Sources of Reactive Oxygen Species Production in Excitotoxin-Stimulated Cerebellar Granule Cells

• Published in: Biochemical and biophysical research communications Vol. 256; no. 2; pp. 320 - 324
• Main Authors: Boldyrev, Alexander A., Carpenter, David O., Huentelman, Matthew J., Peters, Craig M., Johnson, Peter
• Format: Journal Article
• Language: English
• Published: United States Elsevier Inc 16.03.1999
• Subjects: Animals; Calcium - metabolism; Cell Survival - drug effects; Cells, Cultured; Cerebellar Cortex - cytology; Cerebellar Cortex - drug effects; Cerebellar Cortex - metabolism; Cyclooxygenase Inhibitors - pharmacology; Electron Transport - drug effects; Flow Cytometry; Fluoresceins; Indomethacin - pharmacology; Kainic Acid - antagonists & inhibitors; Kainic Acid - pharmacology; Monoamine Oxidase Inhibitors - pharmacology; N-Methylaspartate - antagonists & inhibitors; N-Methylaspartate - pharmacology; Neurons - drug effects; Neurons - metabolism; Neurotoxins - pharmacology; Nialamide - pharmacology; Protein Kinase C - antagonists & inhibitors; Protein Kinase C - physiology; Rats; Rats, Sprague-Dawley; Reactive Oxygen Species - metabolism; Rotenone - pharmacology; Tetradecanoylphorbol Acetate - pharmacology
• ISSN: 0006-291X; 1090-2104
• DOI: 10.1006/bbrc.1999.0325

Reactive oxygen species (ROS) production in rat cerebellar granule cells in the presence of the excitotoxinsN-methyl-d-aspartate (NMDA) and kainic acid (KA) and by the protein kinase C activator phorbol myristate acetate (PMA) was Ca2+-dependent and resulted in decreased cell viability.

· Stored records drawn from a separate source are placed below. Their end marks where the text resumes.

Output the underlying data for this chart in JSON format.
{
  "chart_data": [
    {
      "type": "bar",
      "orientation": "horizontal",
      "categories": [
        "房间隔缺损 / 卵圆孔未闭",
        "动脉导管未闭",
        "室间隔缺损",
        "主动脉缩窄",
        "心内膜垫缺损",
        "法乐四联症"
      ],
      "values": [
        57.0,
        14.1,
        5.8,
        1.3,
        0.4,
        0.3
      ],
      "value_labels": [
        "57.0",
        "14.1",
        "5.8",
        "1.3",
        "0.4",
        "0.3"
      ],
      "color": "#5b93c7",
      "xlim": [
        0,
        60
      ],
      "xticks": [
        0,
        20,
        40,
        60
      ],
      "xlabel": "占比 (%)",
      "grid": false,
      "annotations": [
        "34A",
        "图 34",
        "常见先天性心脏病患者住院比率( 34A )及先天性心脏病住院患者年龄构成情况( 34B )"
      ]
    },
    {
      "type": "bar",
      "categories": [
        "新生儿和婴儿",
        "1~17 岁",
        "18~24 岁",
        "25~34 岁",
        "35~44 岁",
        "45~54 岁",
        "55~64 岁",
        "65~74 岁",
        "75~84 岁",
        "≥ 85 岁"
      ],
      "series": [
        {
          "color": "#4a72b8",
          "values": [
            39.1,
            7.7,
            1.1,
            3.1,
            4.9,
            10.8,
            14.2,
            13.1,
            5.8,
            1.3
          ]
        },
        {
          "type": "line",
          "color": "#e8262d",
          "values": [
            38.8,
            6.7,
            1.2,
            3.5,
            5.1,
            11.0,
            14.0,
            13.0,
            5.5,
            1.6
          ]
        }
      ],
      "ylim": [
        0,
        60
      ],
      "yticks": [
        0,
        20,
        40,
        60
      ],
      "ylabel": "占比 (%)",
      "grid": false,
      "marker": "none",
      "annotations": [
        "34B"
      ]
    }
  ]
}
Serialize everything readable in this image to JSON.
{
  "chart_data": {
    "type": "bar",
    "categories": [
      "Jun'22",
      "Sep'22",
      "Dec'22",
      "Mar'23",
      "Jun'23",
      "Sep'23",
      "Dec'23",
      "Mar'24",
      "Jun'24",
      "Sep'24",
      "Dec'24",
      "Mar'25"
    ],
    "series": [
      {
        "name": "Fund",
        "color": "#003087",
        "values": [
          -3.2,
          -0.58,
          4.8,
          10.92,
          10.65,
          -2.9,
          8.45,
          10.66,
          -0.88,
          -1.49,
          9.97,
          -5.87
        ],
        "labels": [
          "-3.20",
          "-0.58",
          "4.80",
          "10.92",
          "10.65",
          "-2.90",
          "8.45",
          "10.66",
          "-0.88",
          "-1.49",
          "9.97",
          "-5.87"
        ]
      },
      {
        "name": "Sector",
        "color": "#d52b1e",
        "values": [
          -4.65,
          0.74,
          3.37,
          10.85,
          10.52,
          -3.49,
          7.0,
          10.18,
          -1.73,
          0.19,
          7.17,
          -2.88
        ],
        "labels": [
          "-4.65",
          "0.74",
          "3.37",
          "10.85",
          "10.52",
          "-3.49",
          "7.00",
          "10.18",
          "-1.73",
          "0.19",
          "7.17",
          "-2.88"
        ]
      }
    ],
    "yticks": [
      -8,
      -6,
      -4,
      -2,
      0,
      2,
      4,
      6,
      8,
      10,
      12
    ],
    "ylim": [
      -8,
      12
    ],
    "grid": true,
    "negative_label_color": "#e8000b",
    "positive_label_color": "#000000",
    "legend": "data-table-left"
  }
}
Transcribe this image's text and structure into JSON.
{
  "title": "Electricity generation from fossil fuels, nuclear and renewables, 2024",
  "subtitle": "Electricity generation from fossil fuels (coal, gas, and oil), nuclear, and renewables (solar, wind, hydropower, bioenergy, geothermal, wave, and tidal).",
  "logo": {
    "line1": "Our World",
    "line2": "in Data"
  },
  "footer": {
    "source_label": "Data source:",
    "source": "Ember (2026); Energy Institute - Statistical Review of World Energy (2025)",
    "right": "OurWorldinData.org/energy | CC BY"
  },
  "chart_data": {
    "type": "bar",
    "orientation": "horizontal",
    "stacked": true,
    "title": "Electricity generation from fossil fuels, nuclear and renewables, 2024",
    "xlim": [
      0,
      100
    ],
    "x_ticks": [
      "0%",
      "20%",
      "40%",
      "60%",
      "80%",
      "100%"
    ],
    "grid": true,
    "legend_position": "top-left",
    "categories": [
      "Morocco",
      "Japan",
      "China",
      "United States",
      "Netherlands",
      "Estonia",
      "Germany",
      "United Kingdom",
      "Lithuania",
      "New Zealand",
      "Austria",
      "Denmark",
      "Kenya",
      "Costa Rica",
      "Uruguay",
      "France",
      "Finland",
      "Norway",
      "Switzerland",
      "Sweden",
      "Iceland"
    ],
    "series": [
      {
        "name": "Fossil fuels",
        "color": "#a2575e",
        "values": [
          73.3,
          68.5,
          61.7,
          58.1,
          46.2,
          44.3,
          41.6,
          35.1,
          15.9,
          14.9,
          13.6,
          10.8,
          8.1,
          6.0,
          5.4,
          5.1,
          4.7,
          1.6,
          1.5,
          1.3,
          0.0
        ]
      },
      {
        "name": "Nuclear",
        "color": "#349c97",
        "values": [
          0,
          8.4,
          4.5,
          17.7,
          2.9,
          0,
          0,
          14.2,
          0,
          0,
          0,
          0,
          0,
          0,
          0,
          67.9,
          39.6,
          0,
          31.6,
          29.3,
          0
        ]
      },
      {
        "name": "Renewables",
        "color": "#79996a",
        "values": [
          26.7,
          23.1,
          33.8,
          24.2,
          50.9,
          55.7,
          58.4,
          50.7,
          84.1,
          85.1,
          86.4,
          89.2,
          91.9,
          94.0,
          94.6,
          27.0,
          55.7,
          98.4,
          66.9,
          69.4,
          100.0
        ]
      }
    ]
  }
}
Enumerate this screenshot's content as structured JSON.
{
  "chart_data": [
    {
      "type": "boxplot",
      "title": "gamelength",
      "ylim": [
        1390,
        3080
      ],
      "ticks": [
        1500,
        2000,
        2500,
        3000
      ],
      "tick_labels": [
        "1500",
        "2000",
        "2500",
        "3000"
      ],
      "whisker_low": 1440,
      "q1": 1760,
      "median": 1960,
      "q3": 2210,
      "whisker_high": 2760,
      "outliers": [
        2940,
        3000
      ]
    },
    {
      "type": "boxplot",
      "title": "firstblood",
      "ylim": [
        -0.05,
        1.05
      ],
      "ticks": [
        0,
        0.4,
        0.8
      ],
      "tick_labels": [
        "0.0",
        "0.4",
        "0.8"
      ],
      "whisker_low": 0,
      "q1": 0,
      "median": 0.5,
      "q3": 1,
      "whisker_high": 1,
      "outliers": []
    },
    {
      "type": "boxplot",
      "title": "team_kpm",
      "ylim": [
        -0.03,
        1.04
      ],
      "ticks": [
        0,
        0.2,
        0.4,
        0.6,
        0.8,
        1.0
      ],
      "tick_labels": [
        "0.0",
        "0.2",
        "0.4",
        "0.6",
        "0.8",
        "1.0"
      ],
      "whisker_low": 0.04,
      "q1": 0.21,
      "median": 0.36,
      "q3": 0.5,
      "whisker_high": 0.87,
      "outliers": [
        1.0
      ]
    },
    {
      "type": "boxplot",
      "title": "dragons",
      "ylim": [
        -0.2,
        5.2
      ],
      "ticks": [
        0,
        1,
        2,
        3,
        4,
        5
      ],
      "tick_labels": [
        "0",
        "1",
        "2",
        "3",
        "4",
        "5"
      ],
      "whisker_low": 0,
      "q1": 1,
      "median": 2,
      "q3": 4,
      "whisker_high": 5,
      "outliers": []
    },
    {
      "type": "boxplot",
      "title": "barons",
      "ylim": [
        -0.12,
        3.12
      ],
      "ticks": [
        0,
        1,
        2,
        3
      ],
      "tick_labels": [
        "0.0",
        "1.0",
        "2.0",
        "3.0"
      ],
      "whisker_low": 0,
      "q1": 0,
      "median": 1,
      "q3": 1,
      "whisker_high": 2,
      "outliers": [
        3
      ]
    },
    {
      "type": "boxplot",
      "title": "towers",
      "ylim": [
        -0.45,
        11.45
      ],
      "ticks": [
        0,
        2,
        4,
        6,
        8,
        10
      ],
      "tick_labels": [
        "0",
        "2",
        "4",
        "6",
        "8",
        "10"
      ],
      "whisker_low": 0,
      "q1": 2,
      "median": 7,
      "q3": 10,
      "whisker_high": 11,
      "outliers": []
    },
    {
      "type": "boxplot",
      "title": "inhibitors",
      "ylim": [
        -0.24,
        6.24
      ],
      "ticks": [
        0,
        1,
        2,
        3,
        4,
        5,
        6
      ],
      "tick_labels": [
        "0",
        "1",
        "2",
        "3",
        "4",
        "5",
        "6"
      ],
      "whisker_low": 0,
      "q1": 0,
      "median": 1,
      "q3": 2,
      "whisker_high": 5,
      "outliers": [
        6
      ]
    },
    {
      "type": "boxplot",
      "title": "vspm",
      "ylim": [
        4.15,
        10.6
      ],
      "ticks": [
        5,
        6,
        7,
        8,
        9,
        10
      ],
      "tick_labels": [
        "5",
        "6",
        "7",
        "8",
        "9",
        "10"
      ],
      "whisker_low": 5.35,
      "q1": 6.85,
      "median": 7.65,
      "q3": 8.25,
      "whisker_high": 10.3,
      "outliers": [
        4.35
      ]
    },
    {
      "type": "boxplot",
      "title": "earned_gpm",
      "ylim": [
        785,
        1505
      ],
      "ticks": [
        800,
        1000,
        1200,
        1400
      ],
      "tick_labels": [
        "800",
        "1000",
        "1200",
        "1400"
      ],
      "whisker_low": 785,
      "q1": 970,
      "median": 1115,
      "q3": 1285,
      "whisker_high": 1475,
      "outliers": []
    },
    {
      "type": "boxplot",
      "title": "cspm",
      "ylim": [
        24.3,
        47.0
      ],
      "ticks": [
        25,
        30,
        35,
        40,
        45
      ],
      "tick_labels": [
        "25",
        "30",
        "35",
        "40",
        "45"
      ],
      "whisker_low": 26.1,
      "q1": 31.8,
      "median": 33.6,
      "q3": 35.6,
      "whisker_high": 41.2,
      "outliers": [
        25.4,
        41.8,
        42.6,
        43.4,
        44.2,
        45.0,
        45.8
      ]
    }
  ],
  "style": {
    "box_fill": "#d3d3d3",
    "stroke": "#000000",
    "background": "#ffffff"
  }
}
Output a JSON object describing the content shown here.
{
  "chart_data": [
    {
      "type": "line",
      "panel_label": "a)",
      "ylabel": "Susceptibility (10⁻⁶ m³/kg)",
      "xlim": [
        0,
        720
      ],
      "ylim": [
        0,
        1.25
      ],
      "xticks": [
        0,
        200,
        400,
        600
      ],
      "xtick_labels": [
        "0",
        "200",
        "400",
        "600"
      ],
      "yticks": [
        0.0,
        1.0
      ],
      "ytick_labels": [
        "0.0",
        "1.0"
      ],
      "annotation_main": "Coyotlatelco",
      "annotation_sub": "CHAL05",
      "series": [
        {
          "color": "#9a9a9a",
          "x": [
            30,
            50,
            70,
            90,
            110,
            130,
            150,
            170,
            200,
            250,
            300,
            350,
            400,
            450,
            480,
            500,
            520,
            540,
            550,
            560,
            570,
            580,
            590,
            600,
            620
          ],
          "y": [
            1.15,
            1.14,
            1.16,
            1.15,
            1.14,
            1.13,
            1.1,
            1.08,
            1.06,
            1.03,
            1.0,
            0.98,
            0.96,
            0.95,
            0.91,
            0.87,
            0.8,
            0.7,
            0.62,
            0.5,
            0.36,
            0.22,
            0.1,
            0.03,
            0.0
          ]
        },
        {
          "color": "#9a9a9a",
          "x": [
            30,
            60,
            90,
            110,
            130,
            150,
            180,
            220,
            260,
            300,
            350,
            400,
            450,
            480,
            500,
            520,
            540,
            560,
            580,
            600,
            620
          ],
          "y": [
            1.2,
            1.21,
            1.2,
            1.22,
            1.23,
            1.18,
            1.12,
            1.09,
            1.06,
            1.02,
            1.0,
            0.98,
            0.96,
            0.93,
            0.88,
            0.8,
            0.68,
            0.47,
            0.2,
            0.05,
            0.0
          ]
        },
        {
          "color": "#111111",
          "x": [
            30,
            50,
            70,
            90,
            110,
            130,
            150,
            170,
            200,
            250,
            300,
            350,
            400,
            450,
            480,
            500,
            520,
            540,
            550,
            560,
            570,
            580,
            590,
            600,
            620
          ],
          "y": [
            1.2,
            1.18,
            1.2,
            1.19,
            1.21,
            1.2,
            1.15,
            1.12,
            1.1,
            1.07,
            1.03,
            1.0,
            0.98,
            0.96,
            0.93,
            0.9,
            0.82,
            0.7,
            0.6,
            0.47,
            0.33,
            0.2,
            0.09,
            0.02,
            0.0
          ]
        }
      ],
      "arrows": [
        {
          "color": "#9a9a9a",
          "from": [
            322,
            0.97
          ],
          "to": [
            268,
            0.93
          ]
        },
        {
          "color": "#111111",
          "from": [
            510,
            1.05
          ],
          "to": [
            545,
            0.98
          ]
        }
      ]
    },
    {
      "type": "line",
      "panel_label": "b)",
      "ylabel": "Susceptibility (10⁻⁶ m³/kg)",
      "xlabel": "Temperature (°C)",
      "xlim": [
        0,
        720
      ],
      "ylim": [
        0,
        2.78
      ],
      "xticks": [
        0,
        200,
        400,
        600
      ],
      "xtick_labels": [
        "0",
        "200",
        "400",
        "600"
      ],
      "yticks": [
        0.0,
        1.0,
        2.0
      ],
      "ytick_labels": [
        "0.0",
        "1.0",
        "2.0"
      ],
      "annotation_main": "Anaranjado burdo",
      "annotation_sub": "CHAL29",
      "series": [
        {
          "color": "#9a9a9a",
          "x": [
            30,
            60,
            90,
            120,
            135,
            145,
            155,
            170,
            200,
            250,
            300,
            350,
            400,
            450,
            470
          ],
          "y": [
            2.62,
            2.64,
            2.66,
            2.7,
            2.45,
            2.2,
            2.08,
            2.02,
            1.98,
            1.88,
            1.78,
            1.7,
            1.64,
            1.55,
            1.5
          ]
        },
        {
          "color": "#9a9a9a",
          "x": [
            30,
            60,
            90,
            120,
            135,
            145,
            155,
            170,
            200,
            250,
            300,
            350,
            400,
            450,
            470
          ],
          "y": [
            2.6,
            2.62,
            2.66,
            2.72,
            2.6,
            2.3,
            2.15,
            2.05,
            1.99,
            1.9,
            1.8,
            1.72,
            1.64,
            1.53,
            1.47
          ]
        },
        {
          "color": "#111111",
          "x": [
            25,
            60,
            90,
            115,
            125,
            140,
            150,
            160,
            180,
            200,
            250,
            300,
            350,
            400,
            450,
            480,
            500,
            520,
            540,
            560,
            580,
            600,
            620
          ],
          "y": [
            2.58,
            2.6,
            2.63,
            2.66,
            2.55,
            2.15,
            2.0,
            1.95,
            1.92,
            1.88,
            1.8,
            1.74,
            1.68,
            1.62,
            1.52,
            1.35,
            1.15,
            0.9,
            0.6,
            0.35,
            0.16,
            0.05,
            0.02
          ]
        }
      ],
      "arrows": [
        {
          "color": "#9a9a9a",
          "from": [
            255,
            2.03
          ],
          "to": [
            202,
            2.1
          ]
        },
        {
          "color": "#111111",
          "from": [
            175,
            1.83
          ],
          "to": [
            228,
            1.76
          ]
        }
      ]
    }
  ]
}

Exposure of stimulated cells to rotenone (a respiratory chain inhibitor) did not decrease ROS levels and did not affect short-term cell viability. In cells stimulated by NMDA and KA, exposure to indomethacin (a cyclooxygenase inhibitor) and nialamide (a monoamine oxidase inhibitor) caused a decrease in ROS levels and increased cell viability occurred in NMDA-treated cells. In contrast, PMA-stimulated neurons did not show decreased ROS levels when exposed to indomethacin and nialamide. These studies suggest that there is a multiplicity of routes for Ca2+-dependent ROS production in neurons but that ROS generation by cyclooxygenase and monoamine oxidase is not controlled by protein kinase C.